Though Lamont and the legislature averted a major state budget deficit without increasing income tax rates, they did raise taxes on businesses by scaling back tax credits.
They also cancel numerous sales tax exemptions on a range of goods and services, set a one-percentage-point sales tax surcharge on prepared meals, ordered a new levy on vaping, and boosted real estate conveyance taxes on mansions — sold by people leaving Connecticut.
“It wasn’t just one or two little things,” said Scott Dolch, executive director, who said too many lawmakers were less than receptive when approached by business owners with concerns. “They act like they know your job better than you.”
For example, he said, very few lawmakers were aware that restaurant workers here earn, on average, $28 per hour if tips and wages are combined.

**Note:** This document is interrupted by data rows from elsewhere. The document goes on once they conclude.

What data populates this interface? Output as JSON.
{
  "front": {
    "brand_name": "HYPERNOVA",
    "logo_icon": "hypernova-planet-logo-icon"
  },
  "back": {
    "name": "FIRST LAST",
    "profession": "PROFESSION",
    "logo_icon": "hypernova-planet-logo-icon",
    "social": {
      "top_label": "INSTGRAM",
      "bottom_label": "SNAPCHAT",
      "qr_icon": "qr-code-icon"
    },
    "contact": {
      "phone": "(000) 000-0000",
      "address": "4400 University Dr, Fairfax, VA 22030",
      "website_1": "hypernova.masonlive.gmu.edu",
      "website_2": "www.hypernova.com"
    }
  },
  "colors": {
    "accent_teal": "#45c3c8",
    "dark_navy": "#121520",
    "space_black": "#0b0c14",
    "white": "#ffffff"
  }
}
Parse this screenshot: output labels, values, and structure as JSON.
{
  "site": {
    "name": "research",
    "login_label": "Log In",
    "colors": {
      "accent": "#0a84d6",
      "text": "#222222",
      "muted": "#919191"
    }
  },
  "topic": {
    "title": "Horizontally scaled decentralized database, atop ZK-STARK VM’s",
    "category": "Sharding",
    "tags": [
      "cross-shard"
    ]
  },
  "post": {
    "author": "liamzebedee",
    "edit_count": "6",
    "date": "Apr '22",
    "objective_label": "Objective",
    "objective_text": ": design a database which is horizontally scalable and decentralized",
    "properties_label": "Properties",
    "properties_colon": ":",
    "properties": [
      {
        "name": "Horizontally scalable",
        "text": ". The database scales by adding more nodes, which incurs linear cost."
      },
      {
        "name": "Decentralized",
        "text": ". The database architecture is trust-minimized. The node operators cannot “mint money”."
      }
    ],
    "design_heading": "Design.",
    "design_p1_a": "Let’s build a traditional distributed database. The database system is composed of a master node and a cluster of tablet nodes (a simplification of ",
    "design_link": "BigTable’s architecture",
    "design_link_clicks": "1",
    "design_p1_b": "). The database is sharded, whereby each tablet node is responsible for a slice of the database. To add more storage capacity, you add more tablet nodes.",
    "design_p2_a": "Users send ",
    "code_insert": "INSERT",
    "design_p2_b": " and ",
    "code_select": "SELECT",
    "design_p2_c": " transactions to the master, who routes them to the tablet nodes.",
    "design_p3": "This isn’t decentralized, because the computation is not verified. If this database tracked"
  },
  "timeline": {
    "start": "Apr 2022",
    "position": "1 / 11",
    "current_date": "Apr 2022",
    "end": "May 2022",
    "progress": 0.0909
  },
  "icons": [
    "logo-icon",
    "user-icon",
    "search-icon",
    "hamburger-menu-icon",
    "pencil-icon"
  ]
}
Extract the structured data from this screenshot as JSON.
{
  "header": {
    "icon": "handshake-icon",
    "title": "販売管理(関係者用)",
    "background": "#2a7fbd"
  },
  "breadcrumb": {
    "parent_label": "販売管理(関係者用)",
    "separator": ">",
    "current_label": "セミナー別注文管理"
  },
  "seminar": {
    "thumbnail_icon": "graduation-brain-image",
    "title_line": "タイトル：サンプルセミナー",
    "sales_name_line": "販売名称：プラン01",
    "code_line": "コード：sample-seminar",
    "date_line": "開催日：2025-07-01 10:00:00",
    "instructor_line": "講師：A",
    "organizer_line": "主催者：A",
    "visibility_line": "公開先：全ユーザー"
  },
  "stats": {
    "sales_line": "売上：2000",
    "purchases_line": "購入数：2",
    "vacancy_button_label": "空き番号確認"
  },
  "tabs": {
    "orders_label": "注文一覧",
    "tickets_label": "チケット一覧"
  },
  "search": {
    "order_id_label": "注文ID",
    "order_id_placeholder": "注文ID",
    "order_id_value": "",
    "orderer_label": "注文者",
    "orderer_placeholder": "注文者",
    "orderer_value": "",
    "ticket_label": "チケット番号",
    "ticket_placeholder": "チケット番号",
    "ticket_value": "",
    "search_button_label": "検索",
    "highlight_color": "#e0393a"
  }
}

That’s more than 2.5 times the current minimum wage.
Business confidence in the state legislature fell to all-time low, with 92% of respondents either somewhat or strongly disapproving of lawmakers’ handling of jobs and/or of the economy. That’s up from 81% one year ago.
More than half of those businesses surveyed, about 56%, expect their workforce to remain constant next year, with 23% anticipating adding workers. Last year, 39% expected to add employees.
Jessica Rich, a managing partner with The Walker Group, a Farmington IT firm, said that while “the survey actually scared me a little bit … it’s not all grim.”
While the Connecticut workforce needs more skilled workers, Rich said, her firm has been able to retain and add key staff.
One key, she said, has been to work with existing employees, who often can provide valuable referrals to assist with hiring. “Smart people tend to know smart people,” she said.
The survey found 29% of respondents cited employee training as its top investment. This ranked highest, followed by 16% that cited new technology; 15% that said property and facilities; and 14% that cited recruiting qualified workers.
The Walker Group also has tailored practices to accommodate the “millennial” generation, referring to those individuals born between 1981 and 1996, Rich said.
“Millennials are a force to be reckoned with,” she said. “They don’t want a job. … They want a future. They really want to understand that they are part of something bigger.”
That has meant ensuring all jobs show workers “some potential for advancement” and the ability to continually tackle new challenges and projects. “You have to listen and allow them to be creative.”
Other findings of the survey include:
- 40% of companies introduced a new project or service in the past 12 months.
- 36% said they plan to introduce a new project or service in the coming year.